In vivo degradation of 14C-labeled small intestinal submucosa (SIS) when used for urinary bladder repair.

The rate of in vivo degradation was determined for a naturally occurring biomaterial derived from the extracellular matrix of the small intestinal submucosa (SIS). The SIS was labeled by giving weekly intravenous injections of 10 microCi of 14C-proline to piglets from 3 weeks of age until the time of sacrifice at 26 weeks. The resultant SIS prepared from these pigs contained approximately 10(3) fold more 14C than unlabeled tissues. The labeled SIS was used to repair experimental defects in the urinary bladder of 10 dogs. The animals were sacrificed at post-operative times ranging from 3 days to 1 year and the remodeled urinary bladder tissue was harvested for evaluation of 14C by a combination of liquid scintillation counting and accelerator mass spectrometry. The remodeled tissue contained less than 10% of the 14C (disintegrations per minute/gram tissue wet weight) at 3 months post-surgery compared to the SIS biomaterial that was originally implanted. The SIS scaffold was replaced by host tissue that resembled normal bladder both in structure and function. After implantation, 14C was detected in highest concentrations in the blood and the urine. The SIS bioscaffold provides a temporary scaffold for tissue remodeling with rapid host tissue remodeling, degradation, and elimination via the urine when used as a urinary bladder repair device.

Endothelial cell adherence to small intestinal submucosa: an acellular bioscaffold.
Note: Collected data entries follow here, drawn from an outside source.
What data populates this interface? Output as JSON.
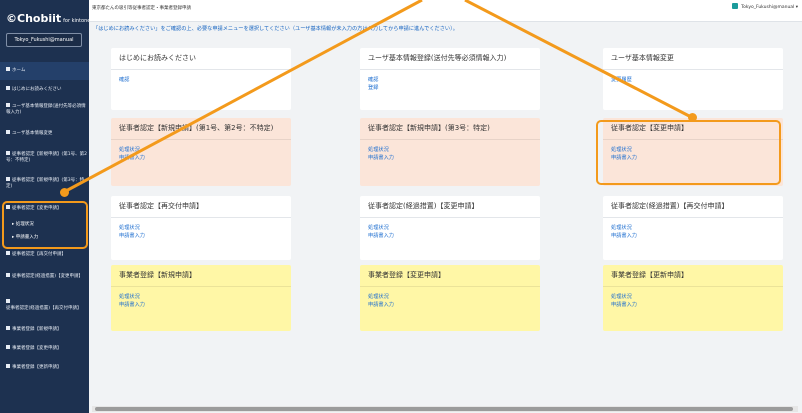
{
  "app": {
    "logo_main": "Chobiit",
    "logo_sub": "for kintone"
  },
  "user": {
    "name": "Tokyo_Fukushi@manual",
    "menu": "Tokyo_Fukushi@manual ▾"
  },
  "breadcrumb": "東京都たんの吸引等従事者認定・事業者登録申請",
  "notice": "「はじめにお読みください」をご確認の上、必要な申請メニューを選択してください（ユーザ基本情報が未入力の方は入力してから申請に進んでください）。",
  "sidebar": {
    "home": "ホーム",
    "items": [
      "はじめにお読みください",
      "ユーザ基本情報登録(送付先等必須情報入力)",
      "ユーザ基本情報変更",
      "従事者認定【新規申請】(第1号、第2号：不特定)",
      "従事者認定【新規申請】(第3号：特定)",
      "従事者認定【変更申請】",
      "従事者認定【再交付申請】",
      "従事者認定(経過措置)【変更申請】",
      "従事者認定(経過措置)【再交付申請】",
      "事業者登録【新規申請】",
      "事業者登録【変更申請】",
      "事業者登録【更新申請】"
    ],
    "sub_items": [
      "処理状況",
      "申請書入力"
    ]
  },
  "cards": [
    {
      "title": "はじめにお読みください",
      "links": [
        "確認"
      ]
    },
    {
      "title": "ユーザ基本情報登録(送付先等必須情報入力)",
      "links": [
        "確認",
        "登録"
      ]
    },
    {
      "title": "ユーザ基本情報変更",
      "links": [
        "変更履歴"
      ]
    },
    {
      "title": "従事者認定【新規申請】(第1号、第2号：不特定)",
      "links": [
        "処理状況",
        "申請書入力"
      ]
    },
    {
      "title": "従事者認定【新規申請】(第3号：特定)",
      "links": [
        "処理状況",
        "申請書入力"
      ]
    },
    {
      "title": "従事者認定【変更申請】",
      "links": [
        "処理状況",
        "申請書入力"
      ]
    },
    {
      "title": "従事者認定【再交付申請】",
      "links": [
        "処理状況",
        "申請書入力"
      ]
    },
    {
      "title": "従事者認定(経過措置)【変更申請】",
      "links": [
        "処理状況",
        "申請書入力"
      ]
    },
    {
      "title": "従事者認定(経過措置)【再交付申請】",
      "links": [
        "処理状況",
        "申請書入力"
      ]
    },
    {
      "title": "事業者登録【新規申請】",
      "links": [
        "処理状況",
        "申請書入力"
      ]
    },
    {
      "title": "事業者登録【変更申請】",
      "links": [
        "処理状況",
        "申請書入力"
      ]
    },
    {
      "title": "事業者登録【更新申請】",
      "links": [
        "処理状況",
        "申請書入力"
      ]
    }
  ],
  "colors": {
    "sidebar": "#1d3150",
    "accent": "#f39a1c",
    "link": "#1f6fd0",
    "peach": "#fbe5d9",
    "yellow": "#fff7a6"
  }
}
Degradable biomaterials to be used as scaffolds for tissue repair will ideally be able to support new blood vessel growth. The present study evaluated the adherence of human dermal microvascular endothelial cells (HMECs) to an acellular resorbable scaffold material derived from the small intestinal submucosa (SIS). HMECs were exposed to hydrated and dehydrated forms of SIS and to plastic surfaces coated with one of four different known components of the SIS extracellular matrix: collagen Type I, collagen Type IV, fibronectin, and laminin. Results showed that adherence of HMECs to hydrated SIS was greater than to any of the other tested surfaces (P < 0.05). Exposure of HMECs to either soluble collagen Type IV or soluble fibronectin prior to exposure of these cells to hydrated SIS showed only partial inhibition of HMEC attachment. We conclude that HMECs find hydrated SIS to be a suitable substrate for adherence and that dehydration of SIS adversely affects the ability of HMECs to adhere in vitro. The cause of HMEC adherence to SIS appears to be a combination of both its composition and architecture.

The use of xenogeneic small intestinal submucosa as a biomaterial for Achilles tendon repair in a dog model.

A study was conducted to evaluate the tissue response to a xenogeneic biomaterial when this material was used to repair an experimentally induced Achilles tendon defect in the dog. Twenty dogs had a 1.5 cm segmental defect of the Achilles tendon created surgically which was then repaired with acellular connective tissue derived from porcine small intestinal submucosa (SIS). The animals were sacrificed at 1, 2, 4, 8, 12, 16, 24, and 48 weeks and the neotendons examined for uniaxial longitudinal tensile strength, morphologic appearance, hydroxyproline (collagen) content, and disappearance of the originally implanted SIS material over time. The contralateral normal Achilles tendons served as controls as did four additional dogs that had a 1.5 cm segmental Achilles tendon defect created surgically without subsequent surgical repair with SIS. Results showed the SIS remodeled neotendons to be stronger than the musculotendinous origin or the boney insertion (> 1000 N) by 12 weeks after surgery and to consist of organized collagen-rich connective tissue similar to the contralateral normal tendons. The four dogs in which no SIS was implanted showed inferior strength at the comparable time points of 4, 8, 12, and 16 weeks. Immunohistochemical studies suggest that the SIS biomaterial becomes degraded within the first eight weeks and serves as a temporary scaffold around which the body deposits appropriate and organized connective tissue. SIS is a promising biomaterial worthy of further investigation for orthopedic soft tissue applications.